West Allis is sold on idea of fixing farmers market
Work will restore facility to the way it looked before crash
West Allis — The estimated $170,000 damage done when a minivan hit a wall of the West Allis Farmers Market will be repaired to make it as close to the original 1930s construction as possible.
West Allis officials had debated whether to save a lot of that money by making that part of the market into an outdoor picnic area, but that idea failed to take hold.
"It's popular the way it is," Alderman Michael Czaplewski said. "Don't mess with success."
Alderwoman Rosalie Reinke concurred: "I consider the market one of our icons in the city."
Also, a number of farmers who said they are happy to sell their produce at the market favored a city decision to rebuild, Reinke said.
City staffers felt it was prudent to bring forth the possibility of a lower-cost picnic area, as well as other ideas, to the Common Council, said Michael Lewis, public works director.
"It was our responsibility to look at all the options," said Lewis, though he indicated that he personally had hoped aldermen would support full restoration.
The market building at 6501 W. National Ave.. was damaged June 6, when a minivan hit a wall in the oldest section, collapsing it and part of the roof. The driver, an employee of a food vendor, was trying to get to a selling spot on the street. The impact left a thigh-high heap of rubble and a hanging roof section.

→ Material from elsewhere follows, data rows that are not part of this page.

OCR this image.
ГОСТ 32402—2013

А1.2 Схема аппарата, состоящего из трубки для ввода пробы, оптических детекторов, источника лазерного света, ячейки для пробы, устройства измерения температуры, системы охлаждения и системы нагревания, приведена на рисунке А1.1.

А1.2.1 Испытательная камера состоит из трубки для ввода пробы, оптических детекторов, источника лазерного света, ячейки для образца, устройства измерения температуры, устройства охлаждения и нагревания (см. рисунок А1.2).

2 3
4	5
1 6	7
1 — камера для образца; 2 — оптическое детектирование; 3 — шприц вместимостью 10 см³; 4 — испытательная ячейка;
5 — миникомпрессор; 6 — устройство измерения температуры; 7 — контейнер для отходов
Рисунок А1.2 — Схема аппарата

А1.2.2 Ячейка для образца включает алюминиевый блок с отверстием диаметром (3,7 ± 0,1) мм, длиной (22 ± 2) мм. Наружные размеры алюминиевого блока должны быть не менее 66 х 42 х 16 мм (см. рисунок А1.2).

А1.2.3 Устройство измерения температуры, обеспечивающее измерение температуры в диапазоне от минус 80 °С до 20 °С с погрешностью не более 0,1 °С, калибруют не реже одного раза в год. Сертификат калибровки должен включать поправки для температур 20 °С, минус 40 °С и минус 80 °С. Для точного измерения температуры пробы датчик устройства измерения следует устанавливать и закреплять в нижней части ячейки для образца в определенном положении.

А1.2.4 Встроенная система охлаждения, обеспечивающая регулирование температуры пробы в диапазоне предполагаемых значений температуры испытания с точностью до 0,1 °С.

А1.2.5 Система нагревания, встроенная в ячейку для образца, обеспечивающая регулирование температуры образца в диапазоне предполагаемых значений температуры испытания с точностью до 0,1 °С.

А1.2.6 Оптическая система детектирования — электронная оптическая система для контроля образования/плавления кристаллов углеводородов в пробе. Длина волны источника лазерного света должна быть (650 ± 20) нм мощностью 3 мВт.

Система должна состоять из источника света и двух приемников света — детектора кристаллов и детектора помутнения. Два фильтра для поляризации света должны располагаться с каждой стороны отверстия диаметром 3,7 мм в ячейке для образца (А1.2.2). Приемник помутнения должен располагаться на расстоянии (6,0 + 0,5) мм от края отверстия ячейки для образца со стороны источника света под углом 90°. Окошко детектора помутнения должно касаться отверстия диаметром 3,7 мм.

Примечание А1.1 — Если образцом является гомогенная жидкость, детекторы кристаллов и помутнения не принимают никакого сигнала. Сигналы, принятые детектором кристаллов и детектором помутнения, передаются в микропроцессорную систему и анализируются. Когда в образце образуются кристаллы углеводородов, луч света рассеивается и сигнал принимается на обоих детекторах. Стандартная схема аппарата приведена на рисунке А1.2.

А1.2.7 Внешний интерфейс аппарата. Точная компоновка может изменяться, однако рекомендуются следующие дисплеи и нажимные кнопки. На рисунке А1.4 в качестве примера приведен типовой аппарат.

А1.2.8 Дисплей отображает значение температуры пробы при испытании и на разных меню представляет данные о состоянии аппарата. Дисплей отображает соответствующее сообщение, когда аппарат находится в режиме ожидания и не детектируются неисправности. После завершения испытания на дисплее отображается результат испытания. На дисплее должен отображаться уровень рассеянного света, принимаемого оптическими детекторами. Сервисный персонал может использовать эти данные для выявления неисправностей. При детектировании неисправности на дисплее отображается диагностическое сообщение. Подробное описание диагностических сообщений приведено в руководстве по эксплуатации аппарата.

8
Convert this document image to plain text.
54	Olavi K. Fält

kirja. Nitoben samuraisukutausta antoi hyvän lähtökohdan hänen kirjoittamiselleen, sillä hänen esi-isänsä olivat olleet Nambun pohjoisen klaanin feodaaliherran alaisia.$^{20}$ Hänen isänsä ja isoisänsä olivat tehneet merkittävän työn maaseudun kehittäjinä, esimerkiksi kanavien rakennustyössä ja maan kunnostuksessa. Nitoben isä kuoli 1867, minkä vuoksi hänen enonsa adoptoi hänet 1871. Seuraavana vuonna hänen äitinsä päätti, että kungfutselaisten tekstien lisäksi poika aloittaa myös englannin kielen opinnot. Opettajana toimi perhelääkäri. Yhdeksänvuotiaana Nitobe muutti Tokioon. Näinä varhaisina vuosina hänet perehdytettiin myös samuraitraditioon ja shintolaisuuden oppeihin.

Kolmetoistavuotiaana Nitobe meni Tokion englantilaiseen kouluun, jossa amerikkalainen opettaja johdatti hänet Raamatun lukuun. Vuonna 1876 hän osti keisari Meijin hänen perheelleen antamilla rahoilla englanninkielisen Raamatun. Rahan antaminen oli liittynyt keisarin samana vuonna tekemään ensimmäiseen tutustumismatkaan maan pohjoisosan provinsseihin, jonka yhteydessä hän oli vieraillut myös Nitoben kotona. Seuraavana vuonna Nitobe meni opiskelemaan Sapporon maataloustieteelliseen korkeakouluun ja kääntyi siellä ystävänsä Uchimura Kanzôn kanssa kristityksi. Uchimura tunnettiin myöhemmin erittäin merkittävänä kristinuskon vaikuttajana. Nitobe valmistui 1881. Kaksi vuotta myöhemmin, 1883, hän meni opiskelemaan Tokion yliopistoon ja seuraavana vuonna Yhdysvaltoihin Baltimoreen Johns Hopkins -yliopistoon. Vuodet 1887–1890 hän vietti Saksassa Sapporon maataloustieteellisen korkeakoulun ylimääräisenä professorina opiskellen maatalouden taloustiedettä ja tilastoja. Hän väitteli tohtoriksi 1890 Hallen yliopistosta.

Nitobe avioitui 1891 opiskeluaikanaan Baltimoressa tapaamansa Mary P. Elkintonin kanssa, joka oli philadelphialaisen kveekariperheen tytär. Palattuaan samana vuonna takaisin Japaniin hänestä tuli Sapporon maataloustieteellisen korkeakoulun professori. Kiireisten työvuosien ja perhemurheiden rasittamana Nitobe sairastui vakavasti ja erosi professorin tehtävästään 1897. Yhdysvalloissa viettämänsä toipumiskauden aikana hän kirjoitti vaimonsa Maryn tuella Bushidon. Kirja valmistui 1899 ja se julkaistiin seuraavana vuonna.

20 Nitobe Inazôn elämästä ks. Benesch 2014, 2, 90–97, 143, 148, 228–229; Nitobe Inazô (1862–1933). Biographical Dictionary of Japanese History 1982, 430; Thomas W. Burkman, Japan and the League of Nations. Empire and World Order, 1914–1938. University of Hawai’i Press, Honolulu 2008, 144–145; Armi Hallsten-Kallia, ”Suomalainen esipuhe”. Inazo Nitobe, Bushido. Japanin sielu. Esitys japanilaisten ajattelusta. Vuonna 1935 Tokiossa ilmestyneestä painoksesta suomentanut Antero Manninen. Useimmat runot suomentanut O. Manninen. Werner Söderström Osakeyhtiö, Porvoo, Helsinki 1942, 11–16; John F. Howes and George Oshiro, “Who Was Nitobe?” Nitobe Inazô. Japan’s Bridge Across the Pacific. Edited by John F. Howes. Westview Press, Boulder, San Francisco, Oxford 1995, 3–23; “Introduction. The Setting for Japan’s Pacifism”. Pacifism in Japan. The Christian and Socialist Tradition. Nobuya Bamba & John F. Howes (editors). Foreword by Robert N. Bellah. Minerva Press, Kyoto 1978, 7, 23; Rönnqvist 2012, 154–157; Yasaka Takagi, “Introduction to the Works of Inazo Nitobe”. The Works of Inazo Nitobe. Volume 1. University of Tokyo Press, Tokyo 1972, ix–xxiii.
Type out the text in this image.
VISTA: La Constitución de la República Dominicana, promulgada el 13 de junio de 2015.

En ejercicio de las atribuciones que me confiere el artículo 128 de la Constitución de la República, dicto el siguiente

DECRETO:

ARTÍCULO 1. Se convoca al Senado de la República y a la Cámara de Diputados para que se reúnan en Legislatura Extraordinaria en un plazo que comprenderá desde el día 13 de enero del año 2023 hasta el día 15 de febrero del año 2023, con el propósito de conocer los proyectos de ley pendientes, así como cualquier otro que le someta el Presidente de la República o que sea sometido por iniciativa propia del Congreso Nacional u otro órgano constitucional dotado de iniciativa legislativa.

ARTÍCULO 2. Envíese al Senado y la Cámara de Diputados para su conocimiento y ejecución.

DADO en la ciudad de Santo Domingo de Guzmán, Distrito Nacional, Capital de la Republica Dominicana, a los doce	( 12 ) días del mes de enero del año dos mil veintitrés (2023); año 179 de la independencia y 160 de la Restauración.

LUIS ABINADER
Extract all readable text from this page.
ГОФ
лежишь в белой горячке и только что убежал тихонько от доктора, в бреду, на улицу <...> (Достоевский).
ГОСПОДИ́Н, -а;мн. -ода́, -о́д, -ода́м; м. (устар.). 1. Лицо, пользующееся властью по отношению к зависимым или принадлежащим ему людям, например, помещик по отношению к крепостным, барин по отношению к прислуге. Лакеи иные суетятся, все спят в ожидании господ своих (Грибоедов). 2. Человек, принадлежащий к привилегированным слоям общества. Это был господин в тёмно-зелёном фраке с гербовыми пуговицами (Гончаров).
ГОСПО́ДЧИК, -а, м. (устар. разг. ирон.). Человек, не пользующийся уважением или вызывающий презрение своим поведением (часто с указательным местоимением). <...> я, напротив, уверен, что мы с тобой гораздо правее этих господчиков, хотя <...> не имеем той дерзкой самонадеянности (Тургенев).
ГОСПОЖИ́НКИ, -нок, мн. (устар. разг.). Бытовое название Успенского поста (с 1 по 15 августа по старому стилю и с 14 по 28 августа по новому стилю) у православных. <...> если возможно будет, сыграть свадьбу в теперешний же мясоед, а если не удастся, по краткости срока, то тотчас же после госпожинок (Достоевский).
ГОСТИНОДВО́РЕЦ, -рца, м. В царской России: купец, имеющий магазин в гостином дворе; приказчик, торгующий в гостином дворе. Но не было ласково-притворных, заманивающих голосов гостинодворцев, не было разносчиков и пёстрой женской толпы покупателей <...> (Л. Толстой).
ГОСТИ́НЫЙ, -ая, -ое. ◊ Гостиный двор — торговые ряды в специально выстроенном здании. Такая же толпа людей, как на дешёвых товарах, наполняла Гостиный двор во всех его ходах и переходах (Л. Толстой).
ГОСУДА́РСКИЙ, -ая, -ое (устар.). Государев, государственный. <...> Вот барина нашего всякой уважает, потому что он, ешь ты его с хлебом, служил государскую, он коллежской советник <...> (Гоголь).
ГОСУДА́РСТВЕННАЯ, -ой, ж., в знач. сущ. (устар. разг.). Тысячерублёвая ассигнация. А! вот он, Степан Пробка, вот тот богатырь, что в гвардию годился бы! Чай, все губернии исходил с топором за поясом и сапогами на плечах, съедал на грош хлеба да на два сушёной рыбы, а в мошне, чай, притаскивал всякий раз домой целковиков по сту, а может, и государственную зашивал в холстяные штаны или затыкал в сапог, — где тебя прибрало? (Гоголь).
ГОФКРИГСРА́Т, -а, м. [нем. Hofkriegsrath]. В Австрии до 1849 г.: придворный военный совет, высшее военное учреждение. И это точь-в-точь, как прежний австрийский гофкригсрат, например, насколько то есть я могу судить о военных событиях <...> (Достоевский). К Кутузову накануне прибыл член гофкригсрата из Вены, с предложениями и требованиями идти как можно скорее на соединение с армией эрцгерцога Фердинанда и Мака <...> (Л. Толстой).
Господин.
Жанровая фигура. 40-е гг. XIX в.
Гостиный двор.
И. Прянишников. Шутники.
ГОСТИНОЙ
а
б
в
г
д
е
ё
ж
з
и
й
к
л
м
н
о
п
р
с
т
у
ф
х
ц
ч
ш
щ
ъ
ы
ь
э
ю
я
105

Because the accident happened so early in the season, only two vendors were materially affected. One sold his goods under a tent all summer. As the cleanup progressed, the impact on sellers and buyers was minimized, officials said.
The city is insured for the rebuilding cost, Lewis said. But the state municipal insurance program that covers the city will likely try to recover the expense from the vendor or driver, he said.
Undamaged bricks and decorative panels have been saved for the work. Although it may be impossible to match some building elements, people walking past or even shopping at the market will probably not notice, Lewis said.
"Some of the materials and techniques just aren't done these days," Lewis said.
But to come as close as possible, Lewis said he will ask the architectural firm that did the remodeling at the market several years ago to submit a proposal to rebuild. They might still be able to get more of the building materials they used on the original remodeling, he said, and they understand the 1930s architecture.
The project will go out for bids later this year, Lewis said. If they come in at the expected cost and the council awards a contract, construction should start in spring, he said.